Duplicate Content: Some crawling tools are capable of calculating the percentage of the page that is made up of template material. You should investigate these pages to learn why duplicate material is present on your website if the main content is virtually identical to that of several other sites.
In addition to the crawling tools, you may utilize Google Search Console to locate pages that are labeled as soft 404s by looking under crawl errors.
You can uncover and fix issues before Google even notices them by crawling an entire site to look for soft 404s.
You must fix these soft 404 errors after you have found them.
The majority of the time, the answers seem straightforward. This can be as simple as adding more information to pages with less on them or replacing redundant content with fresh, original material.
Here are a few things to keep in mind as you go through this process:
Consolidate Pages: Being overly detailed with the page topic can leave you with little to say, which can result in shallow content. If the themes are connected, it may be more acceptable to combine numerous short pages into one. This not only addresses the problem of thin content but also addresses the problem of duplicating material. For instance, an online store that sells shoes in several sizes and colors can have a separate URL for every size and color combination. This results in a vast number of pages with sparse and often identical content. Instead, putting this all on one page and listing the possibilities is a more effective strategy.

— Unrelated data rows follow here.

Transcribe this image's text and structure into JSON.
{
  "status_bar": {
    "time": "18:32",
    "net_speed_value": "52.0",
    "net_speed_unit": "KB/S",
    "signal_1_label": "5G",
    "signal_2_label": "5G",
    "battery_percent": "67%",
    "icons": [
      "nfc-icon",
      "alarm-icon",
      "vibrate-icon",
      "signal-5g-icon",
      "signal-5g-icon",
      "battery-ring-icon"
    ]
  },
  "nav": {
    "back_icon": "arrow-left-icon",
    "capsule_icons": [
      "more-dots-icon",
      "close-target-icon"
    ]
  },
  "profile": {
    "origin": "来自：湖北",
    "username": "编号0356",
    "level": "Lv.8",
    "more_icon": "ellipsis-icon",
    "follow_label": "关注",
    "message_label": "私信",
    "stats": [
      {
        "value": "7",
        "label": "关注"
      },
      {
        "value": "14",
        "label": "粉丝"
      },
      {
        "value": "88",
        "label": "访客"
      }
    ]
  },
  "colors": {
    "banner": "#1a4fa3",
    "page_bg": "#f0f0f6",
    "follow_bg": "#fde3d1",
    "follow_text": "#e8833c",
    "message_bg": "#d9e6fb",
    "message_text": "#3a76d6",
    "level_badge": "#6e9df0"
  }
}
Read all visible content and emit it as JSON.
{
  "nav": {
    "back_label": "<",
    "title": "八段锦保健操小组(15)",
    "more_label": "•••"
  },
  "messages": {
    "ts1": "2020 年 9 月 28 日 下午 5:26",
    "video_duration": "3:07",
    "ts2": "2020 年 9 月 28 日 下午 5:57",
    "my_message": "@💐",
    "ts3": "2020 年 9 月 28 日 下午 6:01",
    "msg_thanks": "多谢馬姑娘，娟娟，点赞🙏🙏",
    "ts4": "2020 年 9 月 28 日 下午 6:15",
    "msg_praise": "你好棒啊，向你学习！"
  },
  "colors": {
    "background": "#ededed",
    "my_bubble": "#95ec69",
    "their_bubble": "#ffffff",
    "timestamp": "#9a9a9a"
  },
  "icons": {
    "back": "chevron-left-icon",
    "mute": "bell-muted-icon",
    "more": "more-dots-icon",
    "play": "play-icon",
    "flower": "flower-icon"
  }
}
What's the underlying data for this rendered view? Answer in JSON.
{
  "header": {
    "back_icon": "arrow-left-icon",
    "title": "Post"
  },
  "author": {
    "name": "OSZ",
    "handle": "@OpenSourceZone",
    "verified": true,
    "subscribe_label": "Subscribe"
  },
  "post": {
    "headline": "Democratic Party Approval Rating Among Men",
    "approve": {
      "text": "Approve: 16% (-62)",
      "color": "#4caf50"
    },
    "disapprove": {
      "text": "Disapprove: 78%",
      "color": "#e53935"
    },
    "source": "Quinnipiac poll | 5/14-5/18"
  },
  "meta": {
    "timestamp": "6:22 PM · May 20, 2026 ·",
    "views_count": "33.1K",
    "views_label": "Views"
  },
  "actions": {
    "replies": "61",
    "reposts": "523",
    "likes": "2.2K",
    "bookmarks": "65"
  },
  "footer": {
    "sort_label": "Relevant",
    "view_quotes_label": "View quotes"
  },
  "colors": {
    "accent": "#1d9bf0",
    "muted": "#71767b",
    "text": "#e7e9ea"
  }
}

Find Technical Issues That Cause Duplicate Content: Even the most basic web crawling software, such as Xenu, which merely examines URLs, response codes, and title tags, may still detect duplicate content problems by looking at URLs. This contains details like HTTP vs. HTTPS, www vs. non-www URLs, with and without an index.html, with tracking parameters and without, etc. On slide 6 of this presentation, a nice breakdown of these common duplicate content concerns discovered in URL patterns can be seen.
Google Treats 404 Errors & Soft 404 Errors the Same Way
Although a soft 404 is not a true 404 error, Google will deindex those pages if they are not rectified promptly. It is recommended to crawl your site regularly to check for 404 or soft 404 issues. Crawling tools should be an important part of your SEO arsenal.